Não conheço a obra da poetisa, li apenas algumas coisas soltas, um dia dedicar-lhe-ei certamente mais atenção, mas retenho a imagem duma mulher fascinante, progressista, ativista e feminista, destemida e corajosa, teatral e excessiva, manipuladora e narcísica (precisava que gostassem dela ao ponto de, antes de morrer, ter destruído os registos do seu arquivo pessoal que pudessem manchar a sua imagem), bonne vivante e sarcástica, multifacetada e superiormente inteligente, daquelas pessoas longe de ser unânime mas que faz a sociedade avançar.

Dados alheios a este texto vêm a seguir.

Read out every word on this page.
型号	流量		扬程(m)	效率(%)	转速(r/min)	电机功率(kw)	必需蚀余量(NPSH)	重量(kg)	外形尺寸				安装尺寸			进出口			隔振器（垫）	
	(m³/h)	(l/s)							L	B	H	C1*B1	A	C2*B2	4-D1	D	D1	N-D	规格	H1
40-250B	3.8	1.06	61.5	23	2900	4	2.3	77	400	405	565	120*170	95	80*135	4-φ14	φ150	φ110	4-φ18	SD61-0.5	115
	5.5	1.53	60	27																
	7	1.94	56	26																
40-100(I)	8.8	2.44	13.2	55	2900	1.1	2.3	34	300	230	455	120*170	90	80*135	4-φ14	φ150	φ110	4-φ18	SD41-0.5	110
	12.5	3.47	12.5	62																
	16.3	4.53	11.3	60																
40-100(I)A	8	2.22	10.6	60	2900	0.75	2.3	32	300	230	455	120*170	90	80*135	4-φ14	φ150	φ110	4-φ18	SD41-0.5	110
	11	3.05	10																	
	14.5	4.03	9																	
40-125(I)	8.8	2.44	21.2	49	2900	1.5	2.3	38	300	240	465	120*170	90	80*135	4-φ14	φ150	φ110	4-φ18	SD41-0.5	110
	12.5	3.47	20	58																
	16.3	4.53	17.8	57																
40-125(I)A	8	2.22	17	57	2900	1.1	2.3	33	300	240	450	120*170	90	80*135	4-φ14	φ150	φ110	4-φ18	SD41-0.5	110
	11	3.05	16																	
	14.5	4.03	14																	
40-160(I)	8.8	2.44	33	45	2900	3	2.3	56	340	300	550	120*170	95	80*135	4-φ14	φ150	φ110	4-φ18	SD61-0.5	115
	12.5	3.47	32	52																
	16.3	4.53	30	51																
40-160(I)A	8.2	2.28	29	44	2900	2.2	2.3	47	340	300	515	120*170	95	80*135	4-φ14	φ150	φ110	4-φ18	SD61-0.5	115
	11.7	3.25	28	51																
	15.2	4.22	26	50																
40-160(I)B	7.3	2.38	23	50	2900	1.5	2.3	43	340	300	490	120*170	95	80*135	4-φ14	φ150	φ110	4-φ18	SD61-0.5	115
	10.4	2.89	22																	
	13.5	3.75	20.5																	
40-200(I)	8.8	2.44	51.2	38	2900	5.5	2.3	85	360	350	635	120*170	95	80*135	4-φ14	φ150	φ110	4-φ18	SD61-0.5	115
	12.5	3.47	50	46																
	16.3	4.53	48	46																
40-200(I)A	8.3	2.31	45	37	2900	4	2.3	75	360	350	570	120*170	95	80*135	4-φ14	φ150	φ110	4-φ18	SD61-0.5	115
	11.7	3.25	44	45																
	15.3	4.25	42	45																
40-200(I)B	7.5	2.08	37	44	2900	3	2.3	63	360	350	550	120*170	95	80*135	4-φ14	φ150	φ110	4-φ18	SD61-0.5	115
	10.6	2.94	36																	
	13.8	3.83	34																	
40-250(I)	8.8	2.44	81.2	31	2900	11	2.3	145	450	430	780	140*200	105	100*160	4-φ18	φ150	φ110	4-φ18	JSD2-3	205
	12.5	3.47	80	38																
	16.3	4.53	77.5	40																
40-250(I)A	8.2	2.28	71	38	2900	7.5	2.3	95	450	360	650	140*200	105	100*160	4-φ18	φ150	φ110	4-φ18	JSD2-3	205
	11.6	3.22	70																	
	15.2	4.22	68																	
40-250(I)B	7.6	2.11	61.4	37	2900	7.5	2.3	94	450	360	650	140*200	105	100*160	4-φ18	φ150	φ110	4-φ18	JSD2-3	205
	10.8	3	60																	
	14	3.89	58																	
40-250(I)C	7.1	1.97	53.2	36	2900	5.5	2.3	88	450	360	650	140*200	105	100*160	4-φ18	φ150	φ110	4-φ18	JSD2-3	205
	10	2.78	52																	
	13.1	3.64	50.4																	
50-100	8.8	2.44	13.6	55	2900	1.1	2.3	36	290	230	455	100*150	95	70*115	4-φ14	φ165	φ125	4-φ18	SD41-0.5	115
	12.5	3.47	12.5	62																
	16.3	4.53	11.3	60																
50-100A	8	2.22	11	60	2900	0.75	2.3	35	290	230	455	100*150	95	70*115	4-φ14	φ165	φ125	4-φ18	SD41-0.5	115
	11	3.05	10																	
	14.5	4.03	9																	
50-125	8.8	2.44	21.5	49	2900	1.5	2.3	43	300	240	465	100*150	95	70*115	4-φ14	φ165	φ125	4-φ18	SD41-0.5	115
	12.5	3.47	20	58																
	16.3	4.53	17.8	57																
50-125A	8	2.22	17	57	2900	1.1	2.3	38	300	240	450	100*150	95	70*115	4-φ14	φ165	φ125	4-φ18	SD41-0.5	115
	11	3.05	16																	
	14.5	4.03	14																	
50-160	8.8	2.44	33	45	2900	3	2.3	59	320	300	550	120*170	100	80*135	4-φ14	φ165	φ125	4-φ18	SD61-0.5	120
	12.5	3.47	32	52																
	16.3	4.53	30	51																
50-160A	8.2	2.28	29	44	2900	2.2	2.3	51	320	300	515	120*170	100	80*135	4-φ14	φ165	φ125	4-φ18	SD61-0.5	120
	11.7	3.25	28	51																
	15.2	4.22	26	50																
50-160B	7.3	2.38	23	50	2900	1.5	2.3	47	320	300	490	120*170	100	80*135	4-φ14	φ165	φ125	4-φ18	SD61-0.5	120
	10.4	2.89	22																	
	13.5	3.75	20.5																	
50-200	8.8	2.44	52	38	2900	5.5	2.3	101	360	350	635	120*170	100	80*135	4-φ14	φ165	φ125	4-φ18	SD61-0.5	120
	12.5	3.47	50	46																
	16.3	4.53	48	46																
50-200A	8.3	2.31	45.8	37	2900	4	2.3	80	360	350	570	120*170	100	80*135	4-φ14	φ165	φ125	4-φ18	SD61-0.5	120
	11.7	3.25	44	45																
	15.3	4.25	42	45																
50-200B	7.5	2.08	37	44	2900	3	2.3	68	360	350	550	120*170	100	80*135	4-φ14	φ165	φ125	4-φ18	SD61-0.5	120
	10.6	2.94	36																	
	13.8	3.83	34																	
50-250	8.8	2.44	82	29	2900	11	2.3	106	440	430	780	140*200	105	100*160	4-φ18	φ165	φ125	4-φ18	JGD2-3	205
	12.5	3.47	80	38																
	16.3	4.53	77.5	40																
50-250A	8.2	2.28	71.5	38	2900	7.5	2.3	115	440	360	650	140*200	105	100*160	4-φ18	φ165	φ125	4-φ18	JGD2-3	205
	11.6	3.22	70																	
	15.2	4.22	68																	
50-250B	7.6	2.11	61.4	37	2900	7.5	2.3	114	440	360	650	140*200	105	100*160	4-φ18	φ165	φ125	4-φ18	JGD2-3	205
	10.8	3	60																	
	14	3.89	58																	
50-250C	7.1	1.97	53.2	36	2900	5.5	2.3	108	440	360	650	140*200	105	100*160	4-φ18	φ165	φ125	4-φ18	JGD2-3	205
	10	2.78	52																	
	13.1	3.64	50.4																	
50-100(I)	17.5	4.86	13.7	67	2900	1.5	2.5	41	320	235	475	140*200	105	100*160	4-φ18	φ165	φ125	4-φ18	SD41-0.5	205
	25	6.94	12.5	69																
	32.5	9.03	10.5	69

Por alturas de 1982, quando a Assembleia da República discutia a despenalização do aborto e o deputado do CDS João Morgado disse em sessão plenária que ‘o ato sexual era para fazer filhos’, em menos de nada Natália escrevinhou este ‘O coito do Morgado’, mais conhecido por truca-truca, e declamou-o em voz alta em jeito de resposta:
“Já que o coito – diz Morgado –
Tem como fim cristalino,
Preciso e imaculado
Fazer menina ou menino;
E cada vez que o varão
Sexual petisco manduca,
Temos na procriação
Prova de que houve truca-truca.
Sendo pai só de um rebento,
Lógica é a conclusão
De que o viril instrumento
Só usou – parca ração! –
Uma vez. E se a função
Faz o órgão – diz o ditado –
Consumada essa exceção,
Ficou capado o Morgado.”
De génio.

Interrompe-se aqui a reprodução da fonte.